One-step preparation of poly(epsilon-caprolactone)-poly(ethylene glycol)-poly(epsilon-caprolactone) nanoparticles for plasmid DNA delivery.

J Biomed Mater Res A 2008 Sep;86(4):979-86

State Key Laboratory of Biotherapy, West China Hospital, West China Medical School, Sichuan University, Chengdu 610041, China.

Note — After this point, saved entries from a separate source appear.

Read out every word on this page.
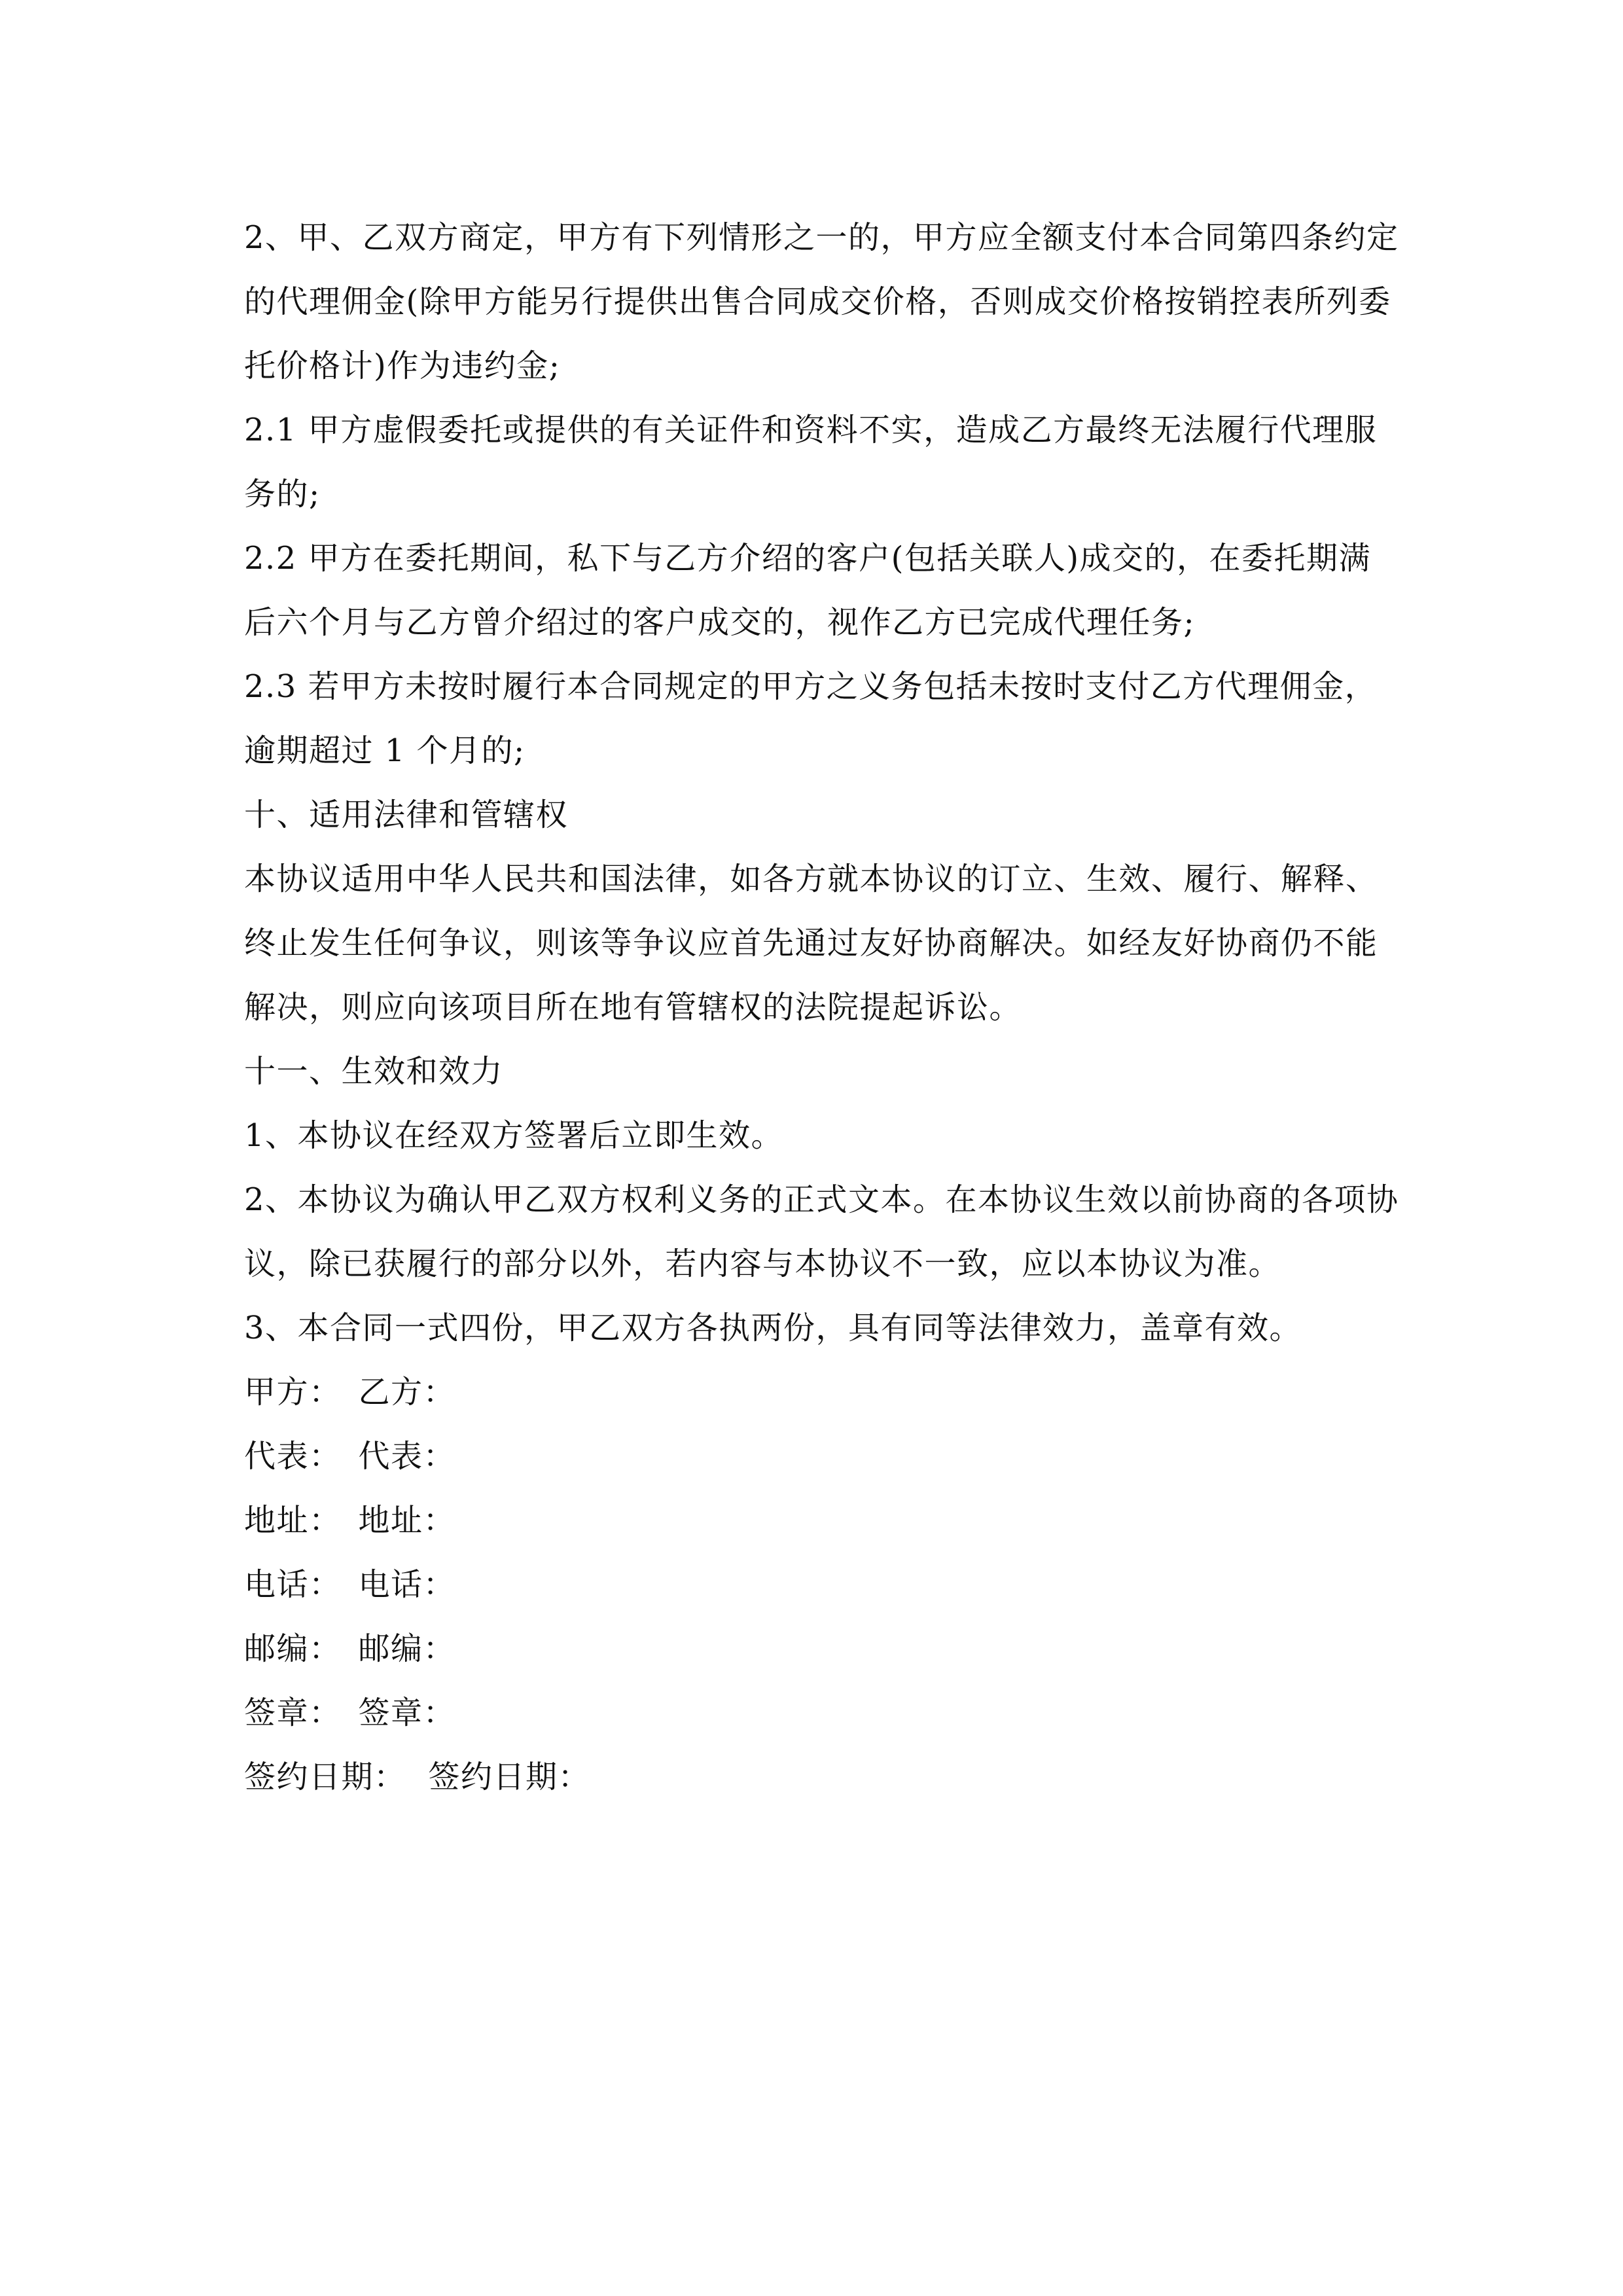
2、甲、乙双方商定，甲方有下列情形之一的，甲方应全额支付本合同第四条约定的代理佣金(除甲方能另行提供出售合同成交价格，否则成交价格按销控表所列委托价格计)作为违约金;

2.1 甲方虚假委托或提供的有关证件和资料不实，造成乙方最终无法履行代理服务的;

2.2 甲方在委托期间，私下与乙方介绍的客户(包括关联人)成交的，在委托期满后六个月与乙方曾介绍过的客户成交的，视作乙方已完成代理任务;

2.3 若甲方未按时履行本合同规定的甲方之义务包括未按时支付乙方代理佣金，逾期超过 1 个月的;

十、适用法律和管辖权

本协议适用中华人民共和国法律，如各方就本协议的订立、生效、履行、解释、终止发生任何争议，则该等争议应首先通过友好协商解决。如经友好协商仍不能解决，则应向该项目所在地有管辖权的法院提起诉讼。

十一、生效和效力

1、本协议在经双方签署后立即生效。

2、本协议为确认甲乙双方权利义务的正式文本。在本协议生效以前协商的各项协议，除已获履行的部分以外，若内容与本协议不一致，应以本协议为准。

3、本合同一式四份，甲乙双方各执两份，具有同等法律效力，盖章有效。

甲方： 乙方：
代表： 代表：
地址： 地址：
电话： 电话：
邮编： 邮编：
签章： 签章：
签约日期： 签约日期：
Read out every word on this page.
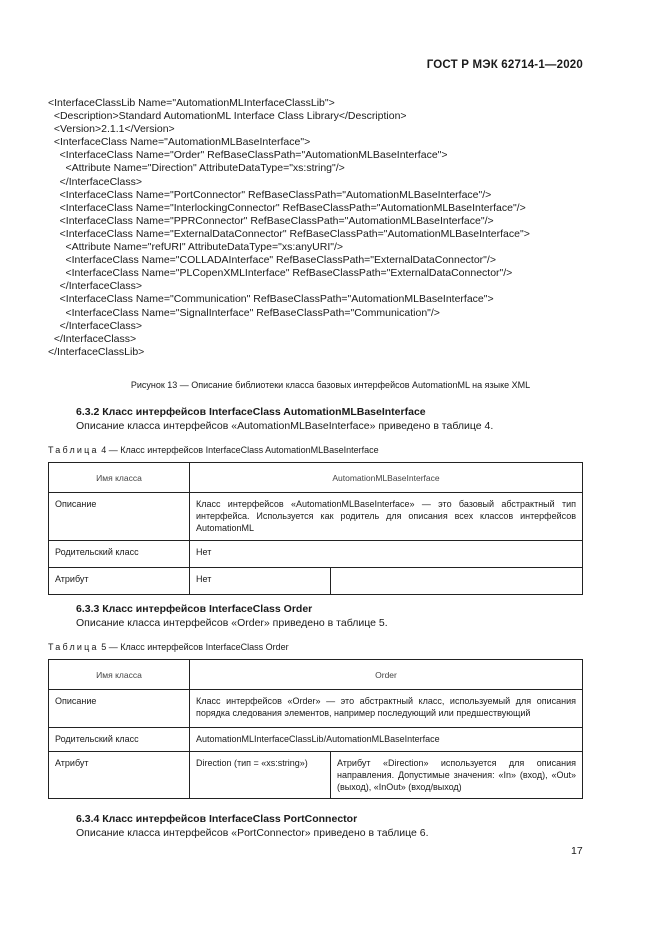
ГОСТ Р МЭК 62714-1—2020
<InterfaceClassLib Name="AutomationMLInterfaceClassLib">
<Description>Standard AutomationML Interface Class Library</Description>
<Version>2.1.1</Version>
<InterfaceClass Name="AutomationMLBaseInterface">
<InterfaceClass Name="Order" RefBaseClassPath="AutomationMLBaseInterface">
<Attribute Name="Direction" AttributeDataType="xs:string"/>
</InterfaceClass>
<InterfaceClass Name="PortConnector" RefBaseClassPath="AutomationMLBaseInterface"/>
<InterfaceClass Name="InterlockingConnector" RefBaseClassPath="AutomationMLBaseInterface"/>
<InterfaceClass Name="PPRConnector" RefBaseClassPath="AutomationMLBaseInterface"/>
<InterfaceClass Name="ExternalDataConnector" RefBaseClassPath="AutomationMLBaseInterface">
<Attribute Name="refURI" AttributeDataType="xs:anyURI"/>
<InterfaceClass Name="COLLADAInterface" RefBaseClassPath="ExternalDataConnector"/>
<InterfaceClass Name="PLCopenXMLInterface" RefBaseClassPath="ExternalDataConnector"/>
</InterfaceClass>
<InterfaceClass Name="Communication" RefBaseClassPath="AutomationMLBaseInterface">
<InterfaceClass Name="SignalInterface" RefBaseClassPath="Communication"/>
</InterfaceClass>
</InterfaceClass>
</InterfaceClassLib>
Рисунок 13 — Описание библиотеки класса базовых интерфейсов AutomationML на языке XML
6.3.2 Класс интерфейсов InterfaceClass AutomationMLBaseInterface
Описание класса интерфейсов «AutomationMLBaseInterface» приведено в таблице 4.
Таблица 4 — Класс интерфейсов InterfaceClass AutomationMLBaseInterface
Имя класса	AutomationMLBaseInterface	
Описание	Класс интерфейсов «AutomationMLBaseInterface» — это базовый абстрактный тип интерфейса. Используется как родитель для описания всех классов интерфейсов AutomationML	
Родительский класс	Нет	
Атрибут	Нет	
6.3.3 Класс интерфейсов InterfaceClass Order
Описание класса интерфейсов «Order» приведено в таблице 5.
Таблица 5 — Класс интерфейсов InterfaceClass Order
Имя класса	Order	
Описание	Класс интерфейсов «Order» — это абстрактный класс, используемый для описания порядка следования элементов, например последующий или предшествующий	
Родительский класс	AutomationMLInterfaceClassLib/AutomationMLBaseInterface	
Атрибут	Direction (тип = «xs:string»)	Атрибут «Direction» используется для описания направления. Допустимые значения: «In» (вход), «Out» (выход), «InOut» (вход/выход)
6.3.4 Класс интерфейсов InterfaceClass PortConnector
Описание класса интерфейсов «PortConnector» приведено в таблице 6.
17
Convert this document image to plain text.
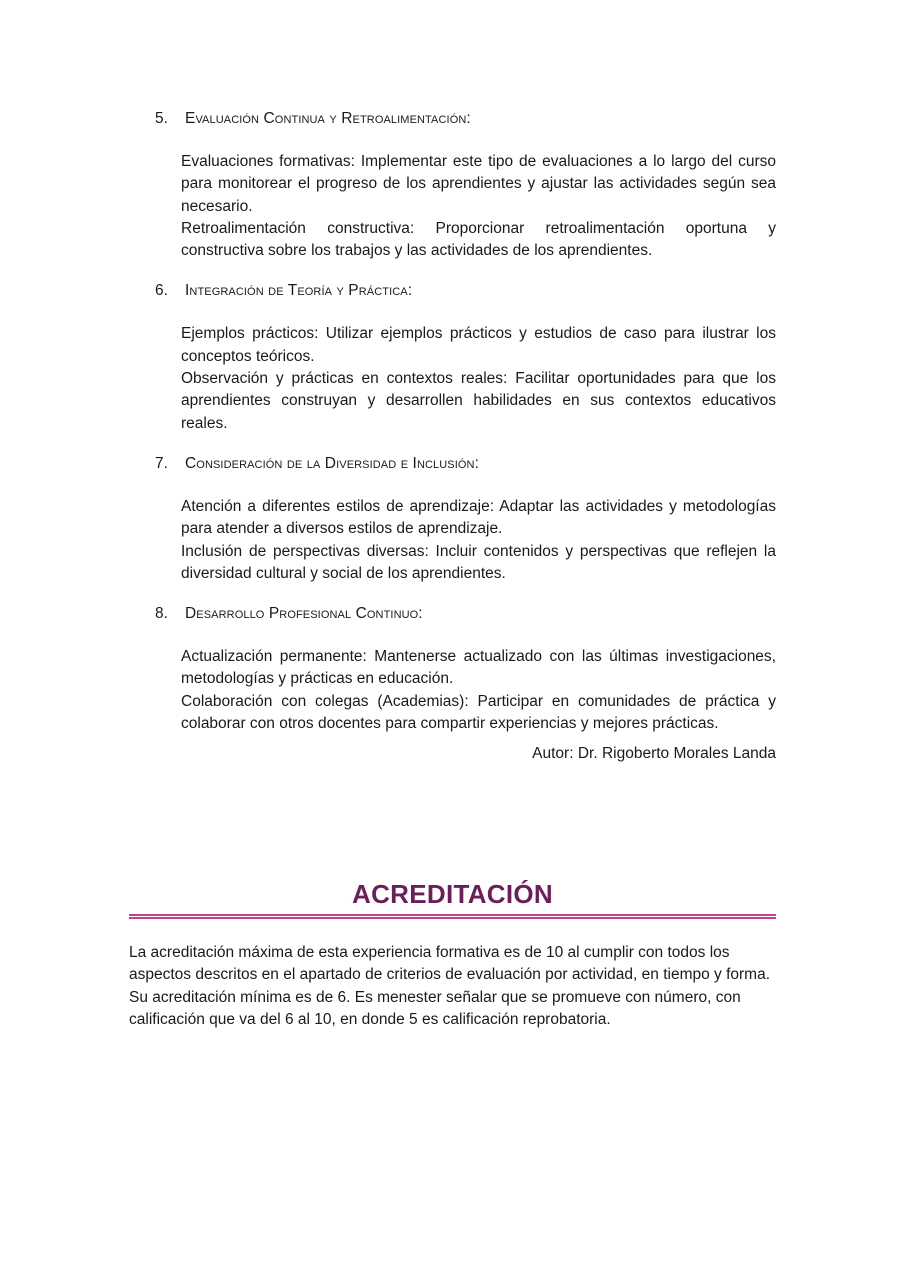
5.	Evaluación Continua y Retroalimentación:
Evaluaciones formativas: Implementar este tipo de evaluaciones a lo largo del curso para monitorear el progreso de los aprendientes y ajustar las actividades según sea necesario.
Retroalimentación constructiva: Proporcionar retroalimentación oportuna y constructiva sobre los trabajos y las actividades de los aprendientes.
6.	Integración de Teoría y Práctica:
Ejemplos prácticos: Utilizar ejemplos prácticos y estudios de caso para ilustrar los conceptos teóricos.
Observación y prácticas en contextos reales: Facilitar oportunidades para que los aprendientes construyan y desarrollen habilidades en sus contextos educativos reales.
7.	Consideración de la Diversidad e Inclusión:
Atención a diferentes estilos de aprendizaje: Adaptar las actividades y metodologías para atender a diversos estilos de aprendizaje.
Inclusión de perspectivas diversas: Incluir contenidos y perspectivas que reflejen la diversidad cultural y social de los aprendientes.
8.	Desarrollo Profesional Continuo:
Actualización permanente: Mantenerse actualizado con las últimas investigaciones, metodologías y prácticas en educación.
Colaboración con colegas (Academias): Participar en comunidades de práctica y colaborar con otros docentes para compartir experiencias y mejores prácticas.
Autor: Dr. Rigoberto Morales Landa
ACREDITACIÓN

La acreditación máxima de esta experiencia formativa es de 10 al cumplir con todos los aspectos descritos en el apartado de criterios de evaluación por actividad, en tiempo y forma.

Su acreditación mínima es de 6. Es menester señalar que se promueve con número, con calificación que va del 6 al 10, en donde 5 es calificación reprobatoria.
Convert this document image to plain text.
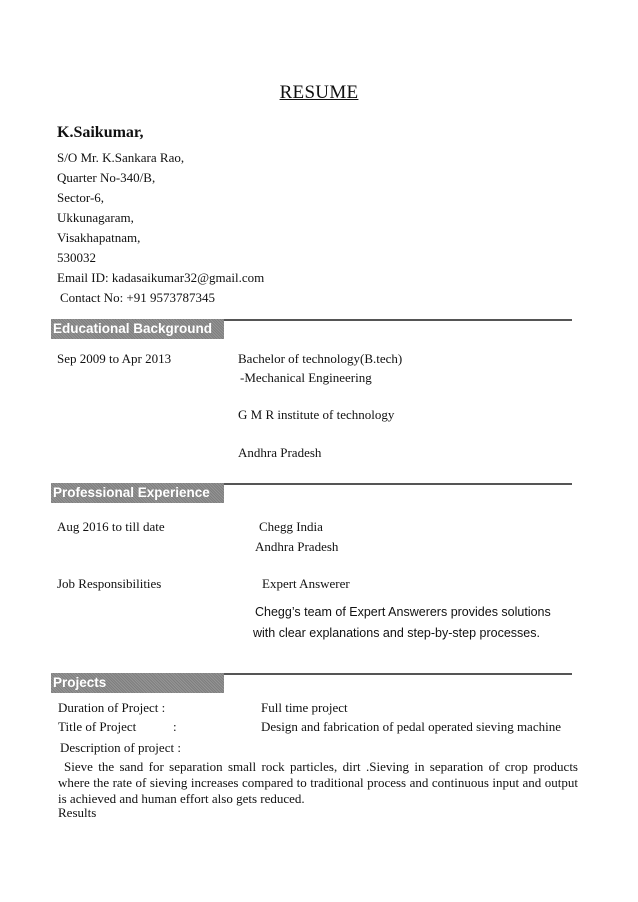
RESUME
K.Saikumar,
S/O Mr. K.Sankara Rao,
Quarter No-340/B,
Sector-6,
Ukkunagaram,
Visakhapatnam,
530032
Email ID: kadasaikumar32@gmail.com
Contact No: +91 9573787345
Educational Background
Sep 2009 to Apr 2013	Bachelor of technology(B.tech)
-Mechanical Engineering
G M R institute of technology
Andhra Pradesh
Professional Experience
Aug 2016 to till date	Chegg India
Andhra Pradesh
Job Responsibilities	Expert Answerer
Chegg’s team of Expert Answerers provides solutions
with clear explanations and step-by-step processes.
Projects
Duration of Project :	Full time project
Title of Project	:	Design and fabrication of pedal operated sieving machine
Description of project :
Sieve the sand for separation small rock particles, dirt .Sieving in separation of crop products where the rate of sieving increases compared to traditional process and continuous input and output is achieved and human effort also gets reduced.
Results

In this article, a kind of biodegradable poly(epsilon-caprolactone)-Poly(ethylene glycol)-poly(epsilon-caprolactone) (PCL-PEG-PCL, PCEC) copolymer was synthesized by ring-opening polymerization method. The PCEC nanoparticles were prepared at one-step by modified emulsion solvent evaporation method using CTAB as stabilizer. With increase in PCEC concentration, the particle size increased obviously, but zeta potential only increased slightly. The obtained cationic PCEC nanoparticle was employed to condense and adsorb DNA onto its surface. Plasmid GFP (pGFP) was used as model plasmid to evaluate the loading capacity of cationic PCEC nanoparticles in this work. The DNA/nanoparticles weight ratio at 1:16 induced almost neutral zeta potential of DNA-nanoparticles complex. At this time, the size of complex became abnormally large which implied aggregates formed. So DNA-nanoparticles weight ratio should be chosen carefully. The cationic PCEC nanoparticles had the capacity of condensing plasmid DNA into complex when the DNA/nanoparticles weight ratio was lower than 1:8, which was evidenced by gel retardation assay. In vitro release behavior of DNA/nanoparticle complexes was also studied here. The obtained cationic PCEC nanoparticles might have great potential application in DNA delivery.